De todas maneras, las contradicciones, paradojas y aporías de las posiciones del sujeto de los autores de la decolonialidad de cara al eurocentrismo no son problematizadas o al menos planteadas consistentemente, algo que, se puede esperar, resultaría en un interesante y productivo ejercicio de doble conciencia y de autocrítica heurística y epistemológica. De hecho, se autoatribuyen una posición de sujeto que lleva erróneamente a creer que ellos construyeron una perspectiva inmune al eurocentrismo y a la modernidad. Al menos entre el liderazgo fundador más conocido, la mayoría, si no todos, con la notable excepción de Catherine Walsh, en Ecuador, son hombres blancos, escribiendo en lenguas imperialistas (inglés y español), que trabajan en aparatos centrales para la reproducción de la hegemonía del conocimiento occidental eurocéntrico; esto es, en universidades, entre las que se encuentran algunas de las más importantes en Estados Unidos. ¿Es posible pensar que, al menos en parte, la capacidad de diseminación de la decolonialidad en los últimos 20 o 30 años se debe a estos factores sociológicos típicos de las desigualdades inherentes a la producción de visibilidad internamente al sistema mundial de producción de conocimiento? ¿Por qué no vemos el protagonismo de los y las intelectuales indígenas y afroamericanas en las publicaciones paradigmáticas del grupo?

No tengo nada en contra del hecho de que sean hombres y blancos, mi argumento no es identitario, sino epistemológico. Estas críticas no desautorizan a la decolonialidad; de hecho, la presencia de intelectuales aliados blancos o mestizos en las luchas antirracistas, y asimismo de los eurocentrados en grados diferentes, puede ser una ventaja con consecuencias políticas en varios sentidos. Pero mis críticas problematizan la pretensión fundacionista de haber inaugurado otro pensamiento completa y radicalmente nuevo. Aquí también se plantea otra cuestión que es una cierta simplificación del pensamiento europeo que no considera sus espacios de lucha y sus contribuciones a postulaciones libertarias, antiopresión y proigualdades de raza, género, clases, etc., que es un error que Chakrabarty (2000) critica. Para él, es importante rescatar lo que hay de progresista en el pensamiento europeo y no echarlo a la basura como si todo fuera conservador y reaccionario. Posiciones de este tipo también significan, paradójicamente, negar la pluriversalidad, la ecología de saberes y la transmodernidad como la fuente de nuevos escenarios y horizontes epistémicos.

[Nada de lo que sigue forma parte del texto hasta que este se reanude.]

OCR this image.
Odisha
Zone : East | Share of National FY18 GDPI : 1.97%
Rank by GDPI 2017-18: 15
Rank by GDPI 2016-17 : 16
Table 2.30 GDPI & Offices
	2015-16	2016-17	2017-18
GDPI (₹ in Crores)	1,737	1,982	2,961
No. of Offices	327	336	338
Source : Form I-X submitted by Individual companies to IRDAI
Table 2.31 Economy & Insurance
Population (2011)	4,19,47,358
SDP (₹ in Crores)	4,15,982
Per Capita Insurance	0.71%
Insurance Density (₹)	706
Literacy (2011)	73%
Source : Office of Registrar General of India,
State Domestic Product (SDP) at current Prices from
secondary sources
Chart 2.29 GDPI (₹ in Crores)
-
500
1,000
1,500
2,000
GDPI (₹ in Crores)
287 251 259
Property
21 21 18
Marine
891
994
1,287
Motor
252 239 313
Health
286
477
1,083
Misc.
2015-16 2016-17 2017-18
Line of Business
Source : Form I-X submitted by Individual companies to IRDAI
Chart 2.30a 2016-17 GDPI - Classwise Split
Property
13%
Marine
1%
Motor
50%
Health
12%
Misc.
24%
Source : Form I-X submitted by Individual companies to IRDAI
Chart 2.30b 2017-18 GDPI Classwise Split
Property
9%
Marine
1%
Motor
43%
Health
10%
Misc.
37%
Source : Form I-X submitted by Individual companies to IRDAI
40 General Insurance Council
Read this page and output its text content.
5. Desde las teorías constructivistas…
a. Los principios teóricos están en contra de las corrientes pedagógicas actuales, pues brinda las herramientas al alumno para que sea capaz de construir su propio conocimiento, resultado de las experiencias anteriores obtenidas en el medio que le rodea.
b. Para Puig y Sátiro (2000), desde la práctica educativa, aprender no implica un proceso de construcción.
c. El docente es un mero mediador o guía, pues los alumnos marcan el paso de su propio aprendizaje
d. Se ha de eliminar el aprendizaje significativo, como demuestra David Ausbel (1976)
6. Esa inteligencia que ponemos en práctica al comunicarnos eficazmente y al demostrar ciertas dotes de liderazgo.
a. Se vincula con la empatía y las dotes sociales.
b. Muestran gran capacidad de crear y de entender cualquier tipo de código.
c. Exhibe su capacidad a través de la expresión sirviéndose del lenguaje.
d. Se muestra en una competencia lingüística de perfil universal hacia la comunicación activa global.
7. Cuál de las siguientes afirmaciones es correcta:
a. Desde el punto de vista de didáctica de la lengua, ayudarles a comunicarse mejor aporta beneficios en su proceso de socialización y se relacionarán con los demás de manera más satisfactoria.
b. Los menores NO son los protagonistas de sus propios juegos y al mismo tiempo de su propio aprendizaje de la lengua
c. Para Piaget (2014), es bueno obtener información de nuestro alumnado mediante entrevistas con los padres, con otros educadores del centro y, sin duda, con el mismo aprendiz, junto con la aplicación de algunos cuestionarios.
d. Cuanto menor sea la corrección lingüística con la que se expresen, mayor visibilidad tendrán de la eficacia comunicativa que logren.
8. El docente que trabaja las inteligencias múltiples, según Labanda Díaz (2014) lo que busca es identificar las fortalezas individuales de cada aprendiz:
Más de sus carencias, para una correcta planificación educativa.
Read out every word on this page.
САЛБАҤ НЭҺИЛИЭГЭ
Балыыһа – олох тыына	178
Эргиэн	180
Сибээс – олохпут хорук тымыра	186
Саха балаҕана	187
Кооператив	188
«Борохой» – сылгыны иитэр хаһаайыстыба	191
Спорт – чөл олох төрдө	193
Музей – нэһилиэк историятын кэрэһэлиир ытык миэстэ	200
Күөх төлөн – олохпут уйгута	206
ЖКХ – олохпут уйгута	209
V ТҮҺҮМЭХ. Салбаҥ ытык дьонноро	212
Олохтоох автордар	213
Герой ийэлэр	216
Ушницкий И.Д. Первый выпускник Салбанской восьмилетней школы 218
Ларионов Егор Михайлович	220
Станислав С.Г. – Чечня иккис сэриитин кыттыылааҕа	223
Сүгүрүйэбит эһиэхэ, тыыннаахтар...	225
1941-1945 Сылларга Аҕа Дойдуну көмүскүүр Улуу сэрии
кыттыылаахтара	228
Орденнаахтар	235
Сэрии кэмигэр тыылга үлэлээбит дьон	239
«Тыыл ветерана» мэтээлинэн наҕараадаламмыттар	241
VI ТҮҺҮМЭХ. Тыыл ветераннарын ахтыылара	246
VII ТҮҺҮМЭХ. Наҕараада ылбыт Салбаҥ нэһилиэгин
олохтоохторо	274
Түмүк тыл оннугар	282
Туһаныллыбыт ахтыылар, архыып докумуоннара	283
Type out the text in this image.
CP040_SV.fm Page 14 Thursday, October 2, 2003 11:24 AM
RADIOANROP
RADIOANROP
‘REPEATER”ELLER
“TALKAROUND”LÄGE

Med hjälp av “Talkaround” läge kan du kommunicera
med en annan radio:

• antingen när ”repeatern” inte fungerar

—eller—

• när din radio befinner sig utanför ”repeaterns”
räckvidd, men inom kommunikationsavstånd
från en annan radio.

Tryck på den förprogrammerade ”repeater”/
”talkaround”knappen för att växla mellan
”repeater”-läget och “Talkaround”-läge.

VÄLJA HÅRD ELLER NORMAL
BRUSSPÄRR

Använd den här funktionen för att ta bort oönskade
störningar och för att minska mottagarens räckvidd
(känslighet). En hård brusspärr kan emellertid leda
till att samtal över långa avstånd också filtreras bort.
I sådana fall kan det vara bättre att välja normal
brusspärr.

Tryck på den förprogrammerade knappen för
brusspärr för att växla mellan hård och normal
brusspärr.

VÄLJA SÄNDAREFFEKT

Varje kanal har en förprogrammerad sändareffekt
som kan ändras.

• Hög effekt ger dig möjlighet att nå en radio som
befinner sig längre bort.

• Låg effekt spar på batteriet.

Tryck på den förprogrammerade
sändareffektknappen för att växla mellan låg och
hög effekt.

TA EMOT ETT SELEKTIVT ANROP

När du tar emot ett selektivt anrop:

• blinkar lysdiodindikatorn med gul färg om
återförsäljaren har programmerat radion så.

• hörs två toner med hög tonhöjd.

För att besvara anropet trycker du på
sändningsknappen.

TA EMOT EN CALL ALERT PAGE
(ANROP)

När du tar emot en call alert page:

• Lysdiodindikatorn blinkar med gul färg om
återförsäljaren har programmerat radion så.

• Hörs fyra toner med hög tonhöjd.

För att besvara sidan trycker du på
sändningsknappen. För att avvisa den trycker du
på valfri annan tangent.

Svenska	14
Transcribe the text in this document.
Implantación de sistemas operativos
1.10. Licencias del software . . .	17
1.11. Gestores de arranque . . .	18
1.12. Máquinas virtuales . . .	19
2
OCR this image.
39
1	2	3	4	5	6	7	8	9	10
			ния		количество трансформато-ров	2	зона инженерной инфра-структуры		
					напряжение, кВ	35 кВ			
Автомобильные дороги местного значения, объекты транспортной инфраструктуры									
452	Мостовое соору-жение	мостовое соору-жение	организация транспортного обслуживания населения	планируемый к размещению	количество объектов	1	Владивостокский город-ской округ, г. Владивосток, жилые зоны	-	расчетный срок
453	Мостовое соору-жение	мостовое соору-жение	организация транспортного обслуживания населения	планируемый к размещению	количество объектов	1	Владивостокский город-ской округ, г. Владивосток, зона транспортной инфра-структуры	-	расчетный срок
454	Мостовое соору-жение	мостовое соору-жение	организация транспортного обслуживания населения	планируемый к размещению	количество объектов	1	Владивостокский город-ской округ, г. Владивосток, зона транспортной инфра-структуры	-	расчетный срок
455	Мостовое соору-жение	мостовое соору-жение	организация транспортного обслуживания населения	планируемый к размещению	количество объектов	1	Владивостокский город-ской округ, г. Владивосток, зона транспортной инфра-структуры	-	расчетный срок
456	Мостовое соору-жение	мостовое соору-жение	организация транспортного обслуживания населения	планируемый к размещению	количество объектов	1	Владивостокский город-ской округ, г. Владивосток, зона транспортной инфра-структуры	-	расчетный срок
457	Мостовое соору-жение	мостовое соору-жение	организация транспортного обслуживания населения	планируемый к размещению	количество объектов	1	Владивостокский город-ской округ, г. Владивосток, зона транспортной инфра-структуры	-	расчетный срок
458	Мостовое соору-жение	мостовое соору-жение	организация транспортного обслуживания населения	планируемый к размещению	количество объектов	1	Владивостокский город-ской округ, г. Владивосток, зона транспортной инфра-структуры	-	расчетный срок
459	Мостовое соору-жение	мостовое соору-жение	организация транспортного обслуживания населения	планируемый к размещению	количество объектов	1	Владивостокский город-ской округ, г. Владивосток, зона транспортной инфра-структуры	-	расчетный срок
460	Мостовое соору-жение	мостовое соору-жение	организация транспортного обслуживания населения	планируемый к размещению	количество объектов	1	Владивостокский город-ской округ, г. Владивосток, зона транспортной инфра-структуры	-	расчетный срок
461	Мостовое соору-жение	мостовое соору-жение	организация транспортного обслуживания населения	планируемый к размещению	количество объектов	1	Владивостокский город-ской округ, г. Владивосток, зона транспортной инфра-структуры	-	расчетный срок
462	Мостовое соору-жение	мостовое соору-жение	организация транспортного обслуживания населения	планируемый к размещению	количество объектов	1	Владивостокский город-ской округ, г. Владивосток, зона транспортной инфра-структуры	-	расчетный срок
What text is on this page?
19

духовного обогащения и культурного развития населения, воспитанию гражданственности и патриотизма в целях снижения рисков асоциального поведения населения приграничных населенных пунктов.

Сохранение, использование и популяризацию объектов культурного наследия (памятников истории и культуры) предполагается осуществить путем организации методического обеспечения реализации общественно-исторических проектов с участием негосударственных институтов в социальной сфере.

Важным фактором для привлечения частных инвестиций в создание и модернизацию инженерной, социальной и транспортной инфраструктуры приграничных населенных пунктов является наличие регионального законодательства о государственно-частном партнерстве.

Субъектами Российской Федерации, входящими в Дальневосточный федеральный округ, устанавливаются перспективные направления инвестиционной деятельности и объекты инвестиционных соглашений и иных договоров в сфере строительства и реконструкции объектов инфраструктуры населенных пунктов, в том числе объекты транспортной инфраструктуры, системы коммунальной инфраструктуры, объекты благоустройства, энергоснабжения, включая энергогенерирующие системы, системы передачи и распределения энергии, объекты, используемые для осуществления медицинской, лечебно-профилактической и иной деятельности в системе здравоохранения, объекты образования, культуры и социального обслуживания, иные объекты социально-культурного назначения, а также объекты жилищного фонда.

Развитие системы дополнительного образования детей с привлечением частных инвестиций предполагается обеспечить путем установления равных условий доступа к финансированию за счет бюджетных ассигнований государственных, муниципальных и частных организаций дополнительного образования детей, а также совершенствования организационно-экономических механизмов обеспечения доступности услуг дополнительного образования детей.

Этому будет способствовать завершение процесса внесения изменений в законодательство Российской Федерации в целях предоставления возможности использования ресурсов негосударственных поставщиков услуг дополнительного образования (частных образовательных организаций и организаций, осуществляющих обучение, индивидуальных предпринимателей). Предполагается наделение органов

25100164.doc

En resumen: la crítica al eurocentrismo y a la hegemonía del pensamiento noratlántico no tendría que significar (especialmente cuando está hecha por profesores universitarios) desconocer sus calidades positivas ni tampoco su carácter de construcción histórica intercultural. Parte significativa del pensamiento europeo, especialmente de sus filosofías políticas, ha sido el resultado de fertilizaciones cruzadas provenientes de las experiencias de los pueblos originarios del llamado Nuevo Mundo, al menos desde que Tomás Moro publicó Utopía, en 1516; Michel de Montaigne escribió sobre los caníbales, en 1580, y Jean Jacques-Rousseau desarrolló sus ensayos influenciados por proposiciones y experiencias provenientes de los pueblos originarios de las Américas.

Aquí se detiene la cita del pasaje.